TVer広告の視聴完了率は最大94%。テレビCMと並ぶ高い認知効果が、数字で証明されています。
目次
この記事でわかること
- TVer広告の視聴完了率・クリック率の実績値
- 認知→検索→CVへとつなぐファネル設計の考え方
- 効果測定で本当に見るべき指標(VCR/CTR/CPA)
- 効果が出やすい商材・業種の特徴
TVer広告の視聴完了率はなぜ高いのか
「動画広告って、すぐスキップされてしまうんじゃないの?」そう思っている方は多いかもしれません。でも、TVer広告はちょっと違います。 TVer広告には、スキップができないという大きな特徴があります。そのため、15秒CMの視聴完了率は約94%、60秒の長尺CMでも91%という驚異的な数値を記録しています。YouTubeなどのスキップ可能な動画広告では視聴完了率が30〜50%程度とも言われる中、これは大きな差です。 見た目には同じ「動画広告」でも、スキップできるかどうかで効果はまるで変わります。TVer広告はドラマや映画を集中して見ているユーザーに、ちゃんと最後まで届く広告なんです。 さらに、2026年1月時点でTVerの月間アクティブユーザーは4,470万MUBを記録し、国内最大規模の動画配信プラットフォームに成長しています。広告主数も2,780社に拡大し、2025年度のTVer広告売上は前年比166%という急成長ぶり。市場が急速に拡大しているのは、「効果がある」と感じた広告主が増えている証拠でもあります。 —認知→検索→CVへ:TVer広告のファネル設計
TVer広告は、効果の種類を「段階」で理解することが大切です。 第1段階:認知(広く届ける) まずは「この会社・商品の名前を知ってもらう」フェーズです。テレビCMに近い感覚で、視聴者の意識に刷り込んでいきます。効果の測定には、インプレッション数や視聴完了率(VCR)を見ます。 第2段階:検索・関心(興味を持ってもらう) TVer広告を見た後、視聴者が「なんかあの会社、気になるな」と指名検索するかどうか。ここでの指標は「指名キーワードの検索ボリューム変化」です。広告配信期間中に指名検索が増えれば、認知効果が出ているサインです。 第3段階:CV(問い合わせ・購入) クリック後のランディングページでの行動を追います。CTR(クリック率)やCPA(1件のコンバージョンあたりのコスト)で測定します。 ポイントは、TVer広告を単独で完結させようとしないこと。認知を獲得して、リスティング広告やSNSで刈り取るという設計が効果的です。 —効果測定で本当に見るべき3つの指標
① VCR(Video Completion Rate=視聴完了率) TVer広告で最も重要な指標です。「何人が最後まで見てくれたか」を示します。

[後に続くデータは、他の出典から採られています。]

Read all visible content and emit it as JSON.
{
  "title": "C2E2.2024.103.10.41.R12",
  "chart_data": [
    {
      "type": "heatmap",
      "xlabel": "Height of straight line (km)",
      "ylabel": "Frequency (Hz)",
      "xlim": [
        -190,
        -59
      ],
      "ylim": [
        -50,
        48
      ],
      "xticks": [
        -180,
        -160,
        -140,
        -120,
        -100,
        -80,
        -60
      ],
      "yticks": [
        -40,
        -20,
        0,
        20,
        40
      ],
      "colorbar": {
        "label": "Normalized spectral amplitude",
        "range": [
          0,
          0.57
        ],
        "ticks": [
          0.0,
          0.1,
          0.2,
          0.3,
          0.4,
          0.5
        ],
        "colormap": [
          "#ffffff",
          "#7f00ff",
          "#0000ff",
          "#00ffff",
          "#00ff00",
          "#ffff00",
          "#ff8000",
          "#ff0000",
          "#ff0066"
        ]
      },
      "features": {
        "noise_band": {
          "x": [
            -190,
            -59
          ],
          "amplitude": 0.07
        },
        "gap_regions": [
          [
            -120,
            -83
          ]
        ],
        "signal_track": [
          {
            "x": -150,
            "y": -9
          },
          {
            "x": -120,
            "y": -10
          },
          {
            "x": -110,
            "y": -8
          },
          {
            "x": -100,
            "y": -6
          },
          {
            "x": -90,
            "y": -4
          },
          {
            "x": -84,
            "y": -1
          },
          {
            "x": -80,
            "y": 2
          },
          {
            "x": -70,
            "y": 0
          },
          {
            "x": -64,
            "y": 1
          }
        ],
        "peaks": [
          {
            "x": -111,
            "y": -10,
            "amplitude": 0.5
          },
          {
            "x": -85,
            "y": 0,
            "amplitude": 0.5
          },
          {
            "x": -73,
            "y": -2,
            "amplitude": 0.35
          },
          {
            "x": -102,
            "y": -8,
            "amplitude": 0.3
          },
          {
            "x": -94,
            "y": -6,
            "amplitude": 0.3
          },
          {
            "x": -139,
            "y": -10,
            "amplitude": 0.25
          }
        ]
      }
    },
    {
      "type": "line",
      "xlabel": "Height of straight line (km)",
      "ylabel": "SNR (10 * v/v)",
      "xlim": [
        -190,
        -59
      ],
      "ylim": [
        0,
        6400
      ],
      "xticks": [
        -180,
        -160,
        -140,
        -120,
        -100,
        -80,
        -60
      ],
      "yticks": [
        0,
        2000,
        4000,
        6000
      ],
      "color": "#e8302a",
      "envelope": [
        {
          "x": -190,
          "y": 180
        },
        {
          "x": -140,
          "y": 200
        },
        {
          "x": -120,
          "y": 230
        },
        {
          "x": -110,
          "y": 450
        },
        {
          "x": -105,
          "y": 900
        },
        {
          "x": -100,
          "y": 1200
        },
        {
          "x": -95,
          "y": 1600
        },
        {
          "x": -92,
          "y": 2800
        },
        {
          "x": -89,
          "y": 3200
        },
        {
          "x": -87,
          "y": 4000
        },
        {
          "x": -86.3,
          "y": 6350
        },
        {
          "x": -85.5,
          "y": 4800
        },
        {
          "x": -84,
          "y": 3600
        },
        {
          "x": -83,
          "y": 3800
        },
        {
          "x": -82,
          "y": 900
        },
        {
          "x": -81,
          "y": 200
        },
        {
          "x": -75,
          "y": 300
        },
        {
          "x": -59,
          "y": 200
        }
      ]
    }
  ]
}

15秒CMで90%を下回るようなら、クリエイティブや配信ターゲットを見直すサインです。 ② CTR(Click Through Rate=クリック率) 動画を見た後に広告バナーをクリックした割合。TVer広告のCTRは0.1〜0.3%程度が一般的です。ただし、TVer広告の主目的は「認知獲得」なので、CTRが低くても視聴完了率が高ければ十分な効果が出ていることもあります。 ③ CPA(Cost Per Action=コンバージョン獲得単価) 1件の問い合わせや購入を獲得するのにかかったコスト。業種や商材によって大きく変わりますが、TVer広告は「認知広告」の位置づけなので、下流の広告(リスティングなど)と合わせて総合的なCPAで評価するのが正解です。 —効果が出やすい商材・業種の特徴
TVer広告の視聴者は「テレビに親しみのある層」が多く、20〜50代を中心とした幅広いユーザーが集まっています。以下のような業種・商材は特に相性が良いと言われています。 相性の良い業種:- 地域密着型のサービス業(飲食店、美容院、リフォームなど):地域ターゲティングを使えば、近隣住民に効率よく届けられます。
- ブランディングが重要な業種(不動産、金融、医療系):TVer広告の高い視聴完了率は、ブランドイメージの定着に効果的です。
- 商品単価が高い・比較検討が必要な商材(BtoBサービス、高額商品):即購入より認知→関心→問い合わせのファネルが自然に設計できます。